Since SCOTUS allotted the (or some of) rights of the individual to the corporation. Therefore it makes a certain amount of sense to tax them as such. Drop taxes alltogether (which, BTW, I AM in favor of doing), then we must treat all corporations as we (are supposed to) treat non-profits today: no political interaction/posturing/etc.
Does that though make sense? I'm still kind of workign through it.
Not really. That's sort of mixing apples and oranges. Notwithstanding that a corporation has certain "rights" just like individuals do, a corporation does not bear the economic burden of any taxes that are nominally imposed upon it; those taxes are borne by either (a) the corporation's business counterparties (e.g., the vendors it buys from or the buyers it sells to), (b) the corporation's employees and managers, or (c) the corporation's equity owners. This occurs, of course, because a corporation, being intangible, and not alive, does not consume wealth, it is merely a device for the aggregation and consumption of wealth by groups of individuals. As such, there is a certain theoretical propinquity in taxing the individuals who do the ultimate consuming, and not the corporation, which is, after all, a mere intermediary.
On the other hand, there are arguments to be made that the corporation should continue to nominally bear a tax precisely because that tax tends to get passed along to those who ultimately enjoy the fruits of the corporation's "labors" in much the same way that a withholding agent (e.g., everyone's employer) is nominally subjected to a tax that is ultimately supposed to be borne economically by the employees, not the employer. Others have argued that imposing a tax on corporations is a useful tool for controlling corporate management (I can't remember the argument in any detail to summarize it here, but I'll find a cite to the paper and its author if anyone's really interested).

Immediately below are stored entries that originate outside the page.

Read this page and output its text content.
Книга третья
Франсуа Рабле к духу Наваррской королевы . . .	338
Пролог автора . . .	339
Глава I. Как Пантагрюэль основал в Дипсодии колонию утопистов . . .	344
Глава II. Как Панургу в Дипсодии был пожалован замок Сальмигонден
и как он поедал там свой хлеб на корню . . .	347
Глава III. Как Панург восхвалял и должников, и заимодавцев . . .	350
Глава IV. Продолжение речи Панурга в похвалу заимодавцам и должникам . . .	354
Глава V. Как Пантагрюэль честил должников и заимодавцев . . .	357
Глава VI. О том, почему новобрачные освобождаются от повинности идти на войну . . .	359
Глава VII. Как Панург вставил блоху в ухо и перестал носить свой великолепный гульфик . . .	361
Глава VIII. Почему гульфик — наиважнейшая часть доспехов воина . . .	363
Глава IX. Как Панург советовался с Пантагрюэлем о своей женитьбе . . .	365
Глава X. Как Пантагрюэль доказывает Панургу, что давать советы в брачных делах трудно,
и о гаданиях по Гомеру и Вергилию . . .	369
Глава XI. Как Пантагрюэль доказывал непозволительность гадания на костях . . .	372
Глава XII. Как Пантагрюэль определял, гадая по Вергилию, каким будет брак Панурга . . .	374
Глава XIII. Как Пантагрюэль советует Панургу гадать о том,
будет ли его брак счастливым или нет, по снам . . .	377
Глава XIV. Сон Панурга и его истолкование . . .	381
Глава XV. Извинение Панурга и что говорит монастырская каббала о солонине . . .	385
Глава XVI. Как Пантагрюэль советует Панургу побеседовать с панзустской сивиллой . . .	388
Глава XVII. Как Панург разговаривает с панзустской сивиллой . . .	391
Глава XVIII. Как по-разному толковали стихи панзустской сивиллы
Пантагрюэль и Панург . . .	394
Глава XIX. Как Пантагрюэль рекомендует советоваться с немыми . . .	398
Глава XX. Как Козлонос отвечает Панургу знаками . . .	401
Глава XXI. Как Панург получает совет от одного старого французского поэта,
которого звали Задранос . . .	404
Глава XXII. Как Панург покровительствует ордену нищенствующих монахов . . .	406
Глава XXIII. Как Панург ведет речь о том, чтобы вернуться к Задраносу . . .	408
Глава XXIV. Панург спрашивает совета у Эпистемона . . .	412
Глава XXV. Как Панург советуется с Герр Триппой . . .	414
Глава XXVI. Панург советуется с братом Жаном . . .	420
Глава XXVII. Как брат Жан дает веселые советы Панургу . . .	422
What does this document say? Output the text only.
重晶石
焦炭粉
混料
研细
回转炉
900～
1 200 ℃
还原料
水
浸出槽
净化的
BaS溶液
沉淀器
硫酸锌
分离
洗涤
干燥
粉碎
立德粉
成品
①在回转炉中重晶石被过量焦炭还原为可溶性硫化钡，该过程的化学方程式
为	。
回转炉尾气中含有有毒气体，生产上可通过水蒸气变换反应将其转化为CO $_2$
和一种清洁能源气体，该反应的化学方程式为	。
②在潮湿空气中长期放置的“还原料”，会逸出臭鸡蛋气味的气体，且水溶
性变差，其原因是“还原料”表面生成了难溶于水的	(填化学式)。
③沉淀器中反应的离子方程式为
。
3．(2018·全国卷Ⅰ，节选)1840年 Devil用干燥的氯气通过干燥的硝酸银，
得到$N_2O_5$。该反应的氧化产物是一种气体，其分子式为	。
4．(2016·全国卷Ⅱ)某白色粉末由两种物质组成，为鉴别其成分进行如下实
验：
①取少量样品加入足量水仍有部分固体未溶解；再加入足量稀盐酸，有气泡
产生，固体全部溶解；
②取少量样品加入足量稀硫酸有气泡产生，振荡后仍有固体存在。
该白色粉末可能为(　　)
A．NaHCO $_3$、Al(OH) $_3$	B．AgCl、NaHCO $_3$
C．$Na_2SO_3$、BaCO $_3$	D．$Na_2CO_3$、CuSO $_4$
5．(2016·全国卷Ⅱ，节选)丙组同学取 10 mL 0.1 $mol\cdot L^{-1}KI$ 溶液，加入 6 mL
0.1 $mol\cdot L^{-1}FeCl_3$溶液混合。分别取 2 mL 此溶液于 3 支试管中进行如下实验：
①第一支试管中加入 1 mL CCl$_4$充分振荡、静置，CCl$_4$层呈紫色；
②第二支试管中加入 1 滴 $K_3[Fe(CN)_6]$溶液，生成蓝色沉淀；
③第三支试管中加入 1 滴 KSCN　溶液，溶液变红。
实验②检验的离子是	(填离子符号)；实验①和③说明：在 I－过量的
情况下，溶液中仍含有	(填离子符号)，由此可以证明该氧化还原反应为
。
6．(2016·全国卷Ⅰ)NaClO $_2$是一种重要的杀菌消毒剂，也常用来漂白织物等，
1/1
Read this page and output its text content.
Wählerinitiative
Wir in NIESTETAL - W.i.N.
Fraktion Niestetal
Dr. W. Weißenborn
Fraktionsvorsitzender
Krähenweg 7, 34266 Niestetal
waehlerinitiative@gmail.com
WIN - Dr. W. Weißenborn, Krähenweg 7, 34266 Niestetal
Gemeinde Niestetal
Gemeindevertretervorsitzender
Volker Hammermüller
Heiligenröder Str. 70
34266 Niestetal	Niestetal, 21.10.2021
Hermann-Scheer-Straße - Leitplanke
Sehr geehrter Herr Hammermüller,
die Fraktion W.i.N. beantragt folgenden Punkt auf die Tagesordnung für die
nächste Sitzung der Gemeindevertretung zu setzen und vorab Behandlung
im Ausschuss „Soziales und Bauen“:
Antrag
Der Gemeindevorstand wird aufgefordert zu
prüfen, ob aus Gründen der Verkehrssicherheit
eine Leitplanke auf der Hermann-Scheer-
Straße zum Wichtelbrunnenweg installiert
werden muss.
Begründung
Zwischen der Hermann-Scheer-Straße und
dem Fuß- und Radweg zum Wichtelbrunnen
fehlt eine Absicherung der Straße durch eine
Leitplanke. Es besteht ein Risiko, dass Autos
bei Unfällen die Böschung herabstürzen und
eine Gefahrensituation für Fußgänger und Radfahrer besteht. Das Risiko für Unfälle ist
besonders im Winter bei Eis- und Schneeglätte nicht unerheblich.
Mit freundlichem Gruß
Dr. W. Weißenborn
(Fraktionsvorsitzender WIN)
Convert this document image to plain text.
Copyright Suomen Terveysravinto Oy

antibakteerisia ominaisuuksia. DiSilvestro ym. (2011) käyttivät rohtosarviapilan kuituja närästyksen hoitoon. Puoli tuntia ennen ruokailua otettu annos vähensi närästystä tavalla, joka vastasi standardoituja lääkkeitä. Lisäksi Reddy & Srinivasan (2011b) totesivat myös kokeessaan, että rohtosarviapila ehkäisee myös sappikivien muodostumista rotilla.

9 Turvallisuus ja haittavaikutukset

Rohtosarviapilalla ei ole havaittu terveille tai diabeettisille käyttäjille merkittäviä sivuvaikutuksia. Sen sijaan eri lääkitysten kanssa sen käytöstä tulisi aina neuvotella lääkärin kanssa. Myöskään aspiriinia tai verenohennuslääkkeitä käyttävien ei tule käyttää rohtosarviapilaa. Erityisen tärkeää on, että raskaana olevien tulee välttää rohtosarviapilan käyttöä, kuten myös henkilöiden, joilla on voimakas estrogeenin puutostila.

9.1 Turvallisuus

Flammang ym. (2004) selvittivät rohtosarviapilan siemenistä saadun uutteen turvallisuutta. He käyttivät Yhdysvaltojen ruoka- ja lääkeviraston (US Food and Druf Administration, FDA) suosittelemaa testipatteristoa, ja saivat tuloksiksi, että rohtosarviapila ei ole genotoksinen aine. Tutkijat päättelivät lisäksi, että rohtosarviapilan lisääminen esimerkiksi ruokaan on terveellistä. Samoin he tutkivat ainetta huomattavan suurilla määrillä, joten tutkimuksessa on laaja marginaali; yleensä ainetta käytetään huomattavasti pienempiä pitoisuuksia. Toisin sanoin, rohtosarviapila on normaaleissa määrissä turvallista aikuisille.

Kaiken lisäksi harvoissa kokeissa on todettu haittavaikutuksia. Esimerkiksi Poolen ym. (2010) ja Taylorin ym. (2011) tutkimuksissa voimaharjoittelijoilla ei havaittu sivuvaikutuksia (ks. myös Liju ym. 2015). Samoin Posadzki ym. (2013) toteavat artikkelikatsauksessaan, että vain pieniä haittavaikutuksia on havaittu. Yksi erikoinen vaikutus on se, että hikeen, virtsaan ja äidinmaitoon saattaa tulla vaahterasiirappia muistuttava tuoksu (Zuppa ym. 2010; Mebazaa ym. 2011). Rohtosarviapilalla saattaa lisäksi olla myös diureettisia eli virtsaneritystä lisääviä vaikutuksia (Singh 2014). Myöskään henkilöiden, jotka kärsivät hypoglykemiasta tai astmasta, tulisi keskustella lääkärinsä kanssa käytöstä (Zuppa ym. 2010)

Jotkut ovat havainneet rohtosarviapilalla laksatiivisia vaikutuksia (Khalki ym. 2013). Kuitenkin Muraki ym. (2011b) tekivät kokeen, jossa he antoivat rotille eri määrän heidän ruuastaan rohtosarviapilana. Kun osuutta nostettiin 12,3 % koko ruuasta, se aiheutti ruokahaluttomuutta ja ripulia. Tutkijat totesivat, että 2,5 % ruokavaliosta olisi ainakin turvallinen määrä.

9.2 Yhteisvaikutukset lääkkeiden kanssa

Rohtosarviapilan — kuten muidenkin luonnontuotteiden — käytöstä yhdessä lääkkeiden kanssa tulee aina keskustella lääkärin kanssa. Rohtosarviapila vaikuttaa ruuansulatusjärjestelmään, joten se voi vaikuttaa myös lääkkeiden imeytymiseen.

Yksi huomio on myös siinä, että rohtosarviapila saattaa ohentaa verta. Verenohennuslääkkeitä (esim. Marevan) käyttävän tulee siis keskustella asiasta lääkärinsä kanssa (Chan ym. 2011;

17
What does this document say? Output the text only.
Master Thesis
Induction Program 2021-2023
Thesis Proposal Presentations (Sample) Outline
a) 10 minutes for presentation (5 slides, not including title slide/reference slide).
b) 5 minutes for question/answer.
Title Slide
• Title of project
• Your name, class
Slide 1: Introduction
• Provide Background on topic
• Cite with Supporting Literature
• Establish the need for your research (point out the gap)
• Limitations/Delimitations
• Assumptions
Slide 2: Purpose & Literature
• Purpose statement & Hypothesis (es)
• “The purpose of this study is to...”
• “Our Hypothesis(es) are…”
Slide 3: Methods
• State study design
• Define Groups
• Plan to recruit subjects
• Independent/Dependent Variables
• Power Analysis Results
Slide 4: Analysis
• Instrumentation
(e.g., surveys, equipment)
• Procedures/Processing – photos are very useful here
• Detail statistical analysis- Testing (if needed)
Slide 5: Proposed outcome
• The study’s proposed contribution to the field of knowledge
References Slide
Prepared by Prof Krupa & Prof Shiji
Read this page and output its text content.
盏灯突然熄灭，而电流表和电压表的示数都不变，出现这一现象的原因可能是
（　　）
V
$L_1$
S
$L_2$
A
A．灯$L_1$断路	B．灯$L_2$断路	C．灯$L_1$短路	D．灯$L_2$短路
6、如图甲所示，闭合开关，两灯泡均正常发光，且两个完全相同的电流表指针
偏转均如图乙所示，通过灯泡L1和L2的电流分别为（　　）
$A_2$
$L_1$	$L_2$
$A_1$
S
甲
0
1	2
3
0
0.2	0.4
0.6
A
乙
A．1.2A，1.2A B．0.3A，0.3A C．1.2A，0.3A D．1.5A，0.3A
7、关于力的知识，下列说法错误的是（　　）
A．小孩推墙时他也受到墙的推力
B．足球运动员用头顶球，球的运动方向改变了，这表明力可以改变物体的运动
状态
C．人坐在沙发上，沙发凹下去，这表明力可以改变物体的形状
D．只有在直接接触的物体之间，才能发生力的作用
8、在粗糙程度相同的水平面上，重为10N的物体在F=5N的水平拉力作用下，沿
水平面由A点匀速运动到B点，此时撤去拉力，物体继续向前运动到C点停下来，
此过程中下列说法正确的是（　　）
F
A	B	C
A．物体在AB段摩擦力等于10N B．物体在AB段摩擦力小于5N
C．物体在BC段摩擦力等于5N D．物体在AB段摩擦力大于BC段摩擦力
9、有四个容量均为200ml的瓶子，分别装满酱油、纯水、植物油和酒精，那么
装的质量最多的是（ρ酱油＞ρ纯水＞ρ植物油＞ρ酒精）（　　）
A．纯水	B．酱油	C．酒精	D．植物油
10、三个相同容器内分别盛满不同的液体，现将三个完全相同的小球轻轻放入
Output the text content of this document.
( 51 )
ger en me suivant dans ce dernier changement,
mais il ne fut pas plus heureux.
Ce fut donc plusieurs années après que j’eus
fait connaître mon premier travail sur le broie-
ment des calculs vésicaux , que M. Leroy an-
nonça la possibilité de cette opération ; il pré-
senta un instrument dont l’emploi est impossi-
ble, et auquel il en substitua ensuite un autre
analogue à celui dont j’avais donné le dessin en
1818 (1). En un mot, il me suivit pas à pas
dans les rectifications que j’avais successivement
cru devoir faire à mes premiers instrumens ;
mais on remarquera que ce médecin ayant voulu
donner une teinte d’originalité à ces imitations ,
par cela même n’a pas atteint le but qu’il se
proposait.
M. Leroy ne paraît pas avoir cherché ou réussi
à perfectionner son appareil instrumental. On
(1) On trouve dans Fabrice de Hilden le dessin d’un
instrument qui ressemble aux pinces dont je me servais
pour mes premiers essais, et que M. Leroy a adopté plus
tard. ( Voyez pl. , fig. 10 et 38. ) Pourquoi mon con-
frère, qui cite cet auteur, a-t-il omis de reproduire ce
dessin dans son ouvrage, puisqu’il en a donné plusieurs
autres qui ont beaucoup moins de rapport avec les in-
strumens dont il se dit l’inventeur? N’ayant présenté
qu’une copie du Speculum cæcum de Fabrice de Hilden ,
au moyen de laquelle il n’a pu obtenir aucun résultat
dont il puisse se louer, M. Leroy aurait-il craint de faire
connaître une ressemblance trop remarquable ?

Of course, the fly in that ointment is that taxing the corporation in that manner - treating it as some sort of withholding or pass-through agent - doesn't really work well because there is no way to say with any great degree of confidence prospectively who, precisely, will end up bearing the economic burden of a tax imposed on the corporation - for all we know, the corporate tax could end up being economically borne by its rank-and-file employees, most of whom would otherwise be taxed at a marginal rate far below that of the current corporate income tax rate.